Protect Home Workers | Wessex Health and Safety

Protect Home Workers

As an employer, you have the same health and safety responsibilities for home workers as for any other workers.

When someone is working from home, permanently or temporarily, as an employer you should consider:

  • How will you keep in touch with them?
  • What work activity will they be doing (and for how long)?
  • Can it be done safely?
  • Do you need to put control measures in place to protect them?

    Lone working without supervision

    There will always be greater risks for lone workers with no direct supervision or anyone to help them if things go wrong.

    Keep in touch with lone workers, including those working from home, and ensure regular contact to make sure they are healthy and safe.

    If contact is poor, workers may feel disconnected, isolated or abandoned. This can affect stress levels and mental health.

    Stress and mental health

    Home working can cause work-related stress and affect people’s mental health.

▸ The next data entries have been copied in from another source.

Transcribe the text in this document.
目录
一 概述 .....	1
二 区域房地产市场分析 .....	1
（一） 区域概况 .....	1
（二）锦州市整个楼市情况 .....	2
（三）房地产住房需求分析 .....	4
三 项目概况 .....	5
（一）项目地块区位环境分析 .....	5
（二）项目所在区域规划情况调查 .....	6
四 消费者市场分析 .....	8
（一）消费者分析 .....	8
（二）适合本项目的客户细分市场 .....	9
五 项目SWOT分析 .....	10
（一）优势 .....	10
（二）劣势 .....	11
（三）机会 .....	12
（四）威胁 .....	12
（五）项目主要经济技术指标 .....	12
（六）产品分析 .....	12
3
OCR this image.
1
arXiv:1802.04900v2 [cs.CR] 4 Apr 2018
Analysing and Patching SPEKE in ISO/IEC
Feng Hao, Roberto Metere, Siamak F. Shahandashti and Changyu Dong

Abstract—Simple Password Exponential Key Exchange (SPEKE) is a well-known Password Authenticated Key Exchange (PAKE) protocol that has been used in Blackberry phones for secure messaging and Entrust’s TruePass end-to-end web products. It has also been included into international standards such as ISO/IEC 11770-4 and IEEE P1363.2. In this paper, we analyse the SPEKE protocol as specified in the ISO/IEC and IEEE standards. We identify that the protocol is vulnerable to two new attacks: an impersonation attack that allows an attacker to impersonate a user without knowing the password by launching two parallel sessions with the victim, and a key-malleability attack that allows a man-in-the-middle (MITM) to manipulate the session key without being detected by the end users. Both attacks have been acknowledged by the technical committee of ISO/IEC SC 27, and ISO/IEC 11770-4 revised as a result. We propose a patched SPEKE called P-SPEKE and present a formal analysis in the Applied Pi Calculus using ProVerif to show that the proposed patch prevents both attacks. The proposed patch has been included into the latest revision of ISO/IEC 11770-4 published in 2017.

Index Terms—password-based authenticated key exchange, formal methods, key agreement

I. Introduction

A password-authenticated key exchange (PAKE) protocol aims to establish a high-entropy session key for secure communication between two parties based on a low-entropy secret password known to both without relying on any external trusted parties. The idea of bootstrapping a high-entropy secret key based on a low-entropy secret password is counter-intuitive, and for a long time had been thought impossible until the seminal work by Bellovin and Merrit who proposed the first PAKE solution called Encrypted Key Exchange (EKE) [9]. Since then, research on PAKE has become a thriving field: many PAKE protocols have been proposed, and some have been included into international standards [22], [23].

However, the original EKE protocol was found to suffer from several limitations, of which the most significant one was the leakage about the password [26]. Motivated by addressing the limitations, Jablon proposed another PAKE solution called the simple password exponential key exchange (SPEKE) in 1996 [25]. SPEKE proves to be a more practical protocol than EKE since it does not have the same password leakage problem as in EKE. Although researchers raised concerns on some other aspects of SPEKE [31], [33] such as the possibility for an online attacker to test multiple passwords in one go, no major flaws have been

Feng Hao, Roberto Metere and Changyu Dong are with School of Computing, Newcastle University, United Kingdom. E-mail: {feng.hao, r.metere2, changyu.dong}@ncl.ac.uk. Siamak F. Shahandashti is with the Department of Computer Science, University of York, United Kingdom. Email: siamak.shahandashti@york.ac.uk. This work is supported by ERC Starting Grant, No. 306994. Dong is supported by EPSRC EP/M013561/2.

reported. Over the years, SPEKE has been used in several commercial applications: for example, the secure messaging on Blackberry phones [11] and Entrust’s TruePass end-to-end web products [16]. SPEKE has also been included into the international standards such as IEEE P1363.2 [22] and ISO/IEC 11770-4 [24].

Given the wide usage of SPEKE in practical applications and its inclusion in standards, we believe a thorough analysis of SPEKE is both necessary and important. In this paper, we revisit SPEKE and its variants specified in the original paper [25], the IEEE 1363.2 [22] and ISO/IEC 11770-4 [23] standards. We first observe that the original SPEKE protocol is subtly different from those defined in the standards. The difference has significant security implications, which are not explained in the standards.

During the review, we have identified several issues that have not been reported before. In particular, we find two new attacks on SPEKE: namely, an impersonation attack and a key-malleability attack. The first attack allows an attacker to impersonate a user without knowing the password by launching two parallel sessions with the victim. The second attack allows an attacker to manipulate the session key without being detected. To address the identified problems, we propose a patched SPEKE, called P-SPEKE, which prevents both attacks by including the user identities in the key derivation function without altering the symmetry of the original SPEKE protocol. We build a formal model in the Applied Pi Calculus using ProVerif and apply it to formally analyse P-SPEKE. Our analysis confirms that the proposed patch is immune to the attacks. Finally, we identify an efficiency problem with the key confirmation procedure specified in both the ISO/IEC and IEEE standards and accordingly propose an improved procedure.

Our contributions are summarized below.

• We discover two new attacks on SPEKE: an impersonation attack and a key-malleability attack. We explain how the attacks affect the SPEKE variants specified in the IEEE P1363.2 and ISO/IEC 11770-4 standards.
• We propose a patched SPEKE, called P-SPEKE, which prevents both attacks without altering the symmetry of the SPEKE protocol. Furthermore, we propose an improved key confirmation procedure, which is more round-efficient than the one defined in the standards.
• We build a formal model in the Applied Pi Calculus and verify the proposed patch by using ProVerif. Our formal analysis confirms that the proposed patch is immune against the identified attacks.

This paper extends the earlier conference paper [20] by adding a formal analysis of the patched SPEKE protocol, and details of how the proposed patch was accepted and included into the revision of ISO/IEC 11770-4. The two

    Being away from managers and colleagues could make it difficult to get proper support.

    Keep in touch

    Put procedures in place so you can keep in direct contact with home workers so you can recognise signs of stress as early as possible.

    It is also important to have an emergency point of contact and to share this so people know how to get help if they need it.

    Working with display screen equipment

    For those people who are working at home on a long-term basis, the risks associated with using display screen equipment (DSE) must be controlled. This includes them doing workstation assessments at home. There is no increased risk from DSE work for those working at home temporarily. So in that situation employers do not need to ask them to carry out home workstation assessments. During any period of temporary home working, employers need to regularly discuss these arrangements with their employees. If such work is adversely affecting the health, safety and welfare of their employees, they should take appropriate steps.

    However, employers should provide workers with advice on completing their own basic assessment at home. This practical workstation checklist (PDF) – Portable Document Format (PDF)– Portable Document Format may help them. There are some simple steps people can take to reduce the risks from display screen work:

    • breaking up long spells of DSE work with rest breaks (at least 5 minutes every hour) or changes in activity
    • avoiding awkward, static postures by regularly changing position
    • getting up and moving or doing stretching exercises
    • avoiding eye fatigue by changing focus or blinking from time to time

Signs of stress

If employees start acting differently, it can be a sign they are stressed. Managers should look out for signs of stress in teams and employees, listed below. Think about whether the stress could be linked to work pressure.

Acting early can reduce the impact of pressure and make it easier to reduce or remove the causes. If managers are worried that an employee is showing some of these signs, they should encourage them to see their GP. These signs can be symptoms of other conditions. If there is something wrong at work, and this has caused the problem, managers should take action.

Signs of stress in teams

There may be signs of stress in a team, like:

  • arguments
  • higher staff turnover
  • more reports of stress
  • more sickness absence
  • decreased performance
  • more complaints and grievances

Employers must assess the risks of work-related stress in their workplace and take action to protect employees.

Signs of stress in an employee

A change in the way someone acts can be a sign of stress, for example they may:

  • take more time off
  • arrive for work later
  • be more twitchy or nervous

A change in the way someone thinks or feels can also be a sign of stress, for example:

  • mood swings
  • being withdrawn
  • loss of motivation, commitment and confidence
  • increased emotional reactions – being more tearful, sensitive or aggressive

Employees can help look after their own stress levels at work – if you think you have a problem talk to your manager, a colleague or your GP.